Ölü Adam

920 425 26
                                    



"Derin"


Gözlerimi açtığımda, işlerin ne zaman bu noktaya geldiğini hatırlamaya çalıştım. Olabildiğince uzak durmam gereken adamla aynı koltuğu paylaştığımı görmek, ani refleks ile geri çekilmeme sebep olmuştu. Bu tepkimden ötürü Cenk de şaşkınlıkla araladığı gözlerinin arasından bana bakmış, fiziksel olarak iyi olduğumu görünce rahatlamıştı.

"Kusura bakma," dedim, henüz kısık olan sesimle.

"Tutulmuş olmalı," diye de ekledim, belli etmeden ovaladığı kolunu işaret ederek.

Bunun üzerine Cenk hemen toparlanmış ve karşı koltuğa geçmişti. Neden olduğunu anlamadığım bir mahçubiyet içerisindeydi. Oysa dün geceyi belli belirsiz hatırlayınca, yanımda kalması için ısrarcı olan bendim. Şimdi ise karşımda küçük gözlemlerinden birini yapıyor, benden gelecek tepkiyi bekliyordu. Bunu garipseyemezdim, üstelik onun yanında olan tuhaf davranışlarımı düşünüce de haklı sayılırdı. Öte yandan halinden memnundu, bunu bastırmaya çalıştığı gülümsemesinden anlamıştım.

"Aslında," diye başladı sözlerine.

"Uzun zamandır böyle güzel uyumamıştım."

Boynunu sağa sola oynattıktan sonra, parmaklarını birbirine geçirip, kollarını dizlerine dayadığında, bakışlarını üzerimde tutmakta ısrarcıydı. Bir yandan şüpheyle bakıp, gerçekten iyi olup olmadığımdan emin olmak istiyordu. En son ne zaman böyle, küçük bir çocuk gibi hissettiğimi düşündüm. Seneler evvel olmalıydı, bu durumdan hoşnut olduğum zamanlar. Artık toparlanmalıydım, üstelik kendimi çok daha iyi hissediyordum.

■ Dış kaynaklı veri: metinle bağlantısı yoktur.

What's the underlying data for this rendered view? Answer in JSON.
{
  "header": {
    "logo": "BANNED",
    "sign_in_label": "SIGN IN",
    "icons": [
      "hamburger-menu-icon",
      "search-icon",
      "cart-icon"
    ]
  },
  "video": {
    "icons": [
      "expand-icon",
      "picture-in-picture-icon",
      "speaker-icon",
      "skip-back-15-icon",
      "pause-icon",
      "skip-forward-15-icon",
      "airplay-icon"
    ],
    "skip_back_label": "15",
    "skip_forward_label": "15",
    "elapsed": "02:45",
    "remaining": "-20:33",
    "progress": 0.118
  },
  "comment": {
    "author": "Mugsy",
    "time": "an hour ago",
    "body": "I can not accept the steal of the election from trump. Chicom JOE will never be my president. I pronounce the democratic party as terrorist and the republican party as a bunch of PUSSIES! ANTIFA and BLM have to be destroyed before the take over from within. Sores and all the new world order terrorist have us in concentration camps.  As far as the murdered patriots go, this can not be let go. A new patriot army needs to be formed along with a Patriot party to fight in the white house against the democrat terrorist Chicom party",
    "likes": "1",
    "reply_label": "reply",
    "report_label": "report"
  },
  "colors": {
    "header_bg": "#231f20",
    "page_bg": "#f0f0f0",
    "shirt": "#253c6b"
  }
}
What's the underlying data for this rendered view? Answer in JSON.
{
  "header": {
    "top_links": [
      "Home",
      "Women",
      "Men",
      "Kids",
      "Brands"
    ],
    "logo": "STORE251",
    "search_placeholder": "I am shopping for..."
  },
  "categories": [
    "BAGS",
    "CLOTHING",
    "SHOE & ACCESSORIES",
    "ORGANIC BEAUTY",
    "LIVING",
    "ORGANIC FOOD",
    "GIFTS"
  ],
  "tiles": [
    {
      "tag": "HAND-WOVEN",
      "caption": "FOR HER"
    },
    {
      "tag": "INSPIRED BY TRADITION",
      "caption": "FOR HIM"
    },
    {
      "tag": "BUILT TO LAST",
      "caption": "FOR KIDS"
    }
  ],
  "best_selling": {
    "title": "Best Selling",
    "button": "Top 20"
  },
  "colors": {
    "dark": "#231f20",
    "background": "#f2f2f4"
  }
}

"Sanırım artık eve dönmeliyim," dedim.

"Ceren'de akşam dönmüş olur ve sen de refakatçiliğe son verip, rahat yatağında uyuyabilirsin."

Cenk duyduklarından hoşnut olmasa da, başını sallayarak onayladı. Kahve yapma bahanesiyle kalkıp, toparlanmam için bana izin verdiğinde, yerimde doğrularak duvarda asılı olan, her bir detayı özenle işlenmiş, sade ama bir o kadar da güzel aynanın karşısına geçip, dağılmış saçlarıma baktım.

"Korkunç görünüyorum," dedim.

Birkaç adım geriye gittikten sonra, boyluca uzanan pencereye yaklaşıp denizin sakince kıyıya vurun dalgalarını izledim. Az sonra kapıda görünen Cenk, elindeki bardağı yavaşça cam masanın üzerine bıraktı.

"Bir şey mi söyledin?" dedi şüpheyle.

"Hayır," diye yanıtladım.

Durumumdan dolayı yeterince endişeliydi, hem garip hareketlerimle de onu fazlasıyla düşündürüyor olmalıydım. Bir de kendi kendime konuştuğumu bilmesine gerek yoktu. Daha fazla burada durmamalıydım. Kendim olabildiğim evime gidip, pek de konforlu olmayan yatağıma uzanmalı ve baş ucu kitaplarımdan birini okumalıydım.

"Öyleyse bana biraz müsaade edebilir misin?" dedi, yukarıyı işaret ederek.

Ellerimi pantolonumun arka ceplerine koyarak, keskin bir hareketle başımı salladım. Üzerini değiştirmek için odasına çıkarken, benim için masanın üzerine bırakılmış bardağa uzandım. Birkaç yudum alarak, iş grubuna atılmış olan geçmiş olsun mesajlarını yanıtladım. Birkaç dakika sonra da Cenk'in adımları, ahşap merdivende yankılanmaya başladı.